The directory the main binary is located in should not be assumed to be in sys.path despite that happening in some environments. This being the case, code should assume that import jodie refers to a third-party or top-level package named jodie, not a local jodie.py.

Default Iterators and Operators

Use default iterators and operators for types that support them, like lists, dictionaries, and files.

Definition

Container types, like dictionaries and lists, define default iterators and membership test operators (“in” and “not in”).

Decision

Use default iterators and operators for types that support them, like lists, dictionaries, and files. The built-in types define iterator methods, too. Prefer these methods to methods that return lists, except that you should not mutate a container while iterating over it.

Yes:  for key in adict: ...
      if obj in alist: ...
      for line in afile: ...
      for k, v in adict.items(): ...
No:   for key in adict.keys(): ...
      for line in afile.readlines(): ...

Lambda Functions

Okay for one-liners. Prefer generator expressions over map() or filter() with a lambda.

Decision

Lambdas are allowed. If the code inside the lambda function spans multiple lines or is longer than 60-80 chars, it might be better to define it as a regular nested function.

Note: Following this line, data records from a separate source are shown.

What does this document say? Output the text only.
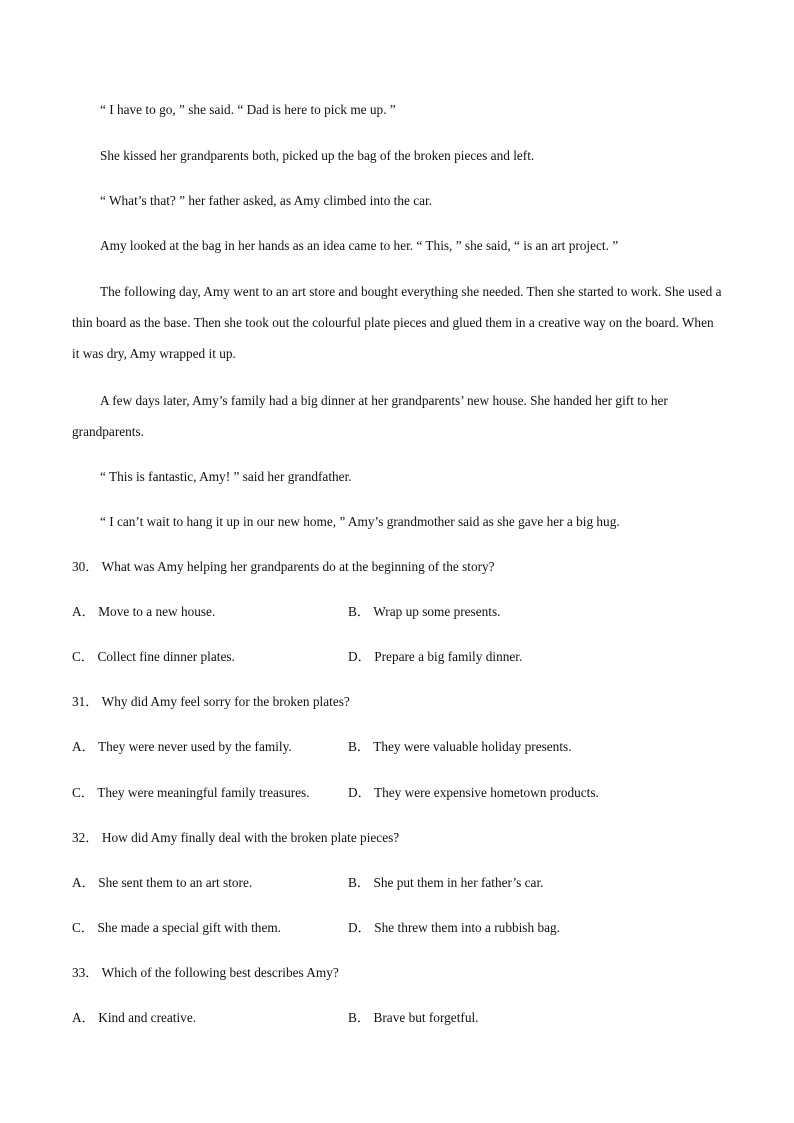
“ I have to go, ” she said. “ Dad is here to pick me up. ”
She kissed her grandparents both, picked up the bag of the broken pieces and left.
“ What’s that? ” her father asked, as Amy climbed into the car.
Amy looked at the bag in her hands as an idea came to her. “ This, ” she said, “ is an art project. ”
The following day, Amy went to an art store and bought everything she needed. Then she started to work. She used a thin board as the base. Then she took out the colourful plate pieces and glued them in a creative way on the board. When it was dry, Amy wrapped it up.
A few days later, Amy’s family had a big dinner at her grandparents’ new house. She handed her gift to her grandparents.
“ This is fantastic, Amy! ” said her grandfather.
“ I can’t wait to hang it up in our new home, ” Amy’s grandmother said as she gave her a big hug.
30． What was Amy helping her grandparents do at the beginning of the story?
A． Move to a new house.	B． Wrap up some presents.
C． Collect fine dinner plates.	D． Prepare a big family dinner.
31． Why did Amy feel sorry for the broken plates?
A． They were never used by the family.	B． They were valuable holiday presents.
C． They were meaningful family treasures.	D． They were expensive hometown products.
32． How did Amy finally deal with the broken plate pieces?
A． She sent them to an art store.	B． She put them in her father’s car.
C． She made a special gift with them.	D． She threw them into a rubbish bag.
33． Which of the following best describes Amy?
A． Kind and creative.	B． Brave but forgetful.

For common operations like multiplication, use the functions from the operator module instead of lambda functions. For example, prefer operator.mul to lambda x, y: x * y.

Default Argument Values

Okay in most cases.

Definition

You can specify values for variables at the end of a functions parameter list, e.g., def foo(a, b=0):. If foo is called with only one argument, b is set to 0. If it is called with two arguments, b has the value of the second argument.

Decision

Okay to use with the following caveat:

Do not use mutable objects as default values in the function or method definition.

Yes: def foo(a, b=None):
         if b is None:
             b = []
Yes: def foo(a, b: Sequence | None = None):
         if b is None:
             b = []
Yes: def foo(a, b: Sequence = ()):  # Empty tuple OK since tuples are immutable.
         ...
from absl import flags
_FOO = flags.DEFINE_string(...)

No:  def foo(a, b=[]):
         ...
No:  def foo(a, b=time.time()):  # Is `b` supposed to represent when this module was loaded?
         ...
No:  def foo(a, b=_FOO.value):  # sys.argv has not yet been parsed...
         ...
No:  def foo(a, b: Mapping = {}):  # Could still get passed to unchecked code.
         ...

True/False Evaluations

Use the “implicit” false if possible, e.g., if foo: rather than if foo != []:

Lexical Scoping

Okay to use.

An example of the use of this feature is:

def get_adder(summand1: float) -> Callable[[float], float]:
    """Returns a function that adds numbers to a given number."""
    def adder(summand2: float) -> float:
        return summand1 + summand2

    return adder

Decision

Okay to use.

Threading

Do not rely on the atomicity of built-in types.

While Pythons built-in data types such as dictionaries appear to have atomic operations, there are corner cases where they arent atomic (e.g. if __hash__ or __eq__ are implemented as Python methods) and their atomicity should not be relied upon. Neither should you rely on atomic variable assignment (since this in turn depends on dictionaries).

Use the queue modules Queue data type as the preferred way to communicate data between threads. Otherwise, use the threading module and its locking primitives. Prefer condition variables and threading.Condition instead of using lower-level locks.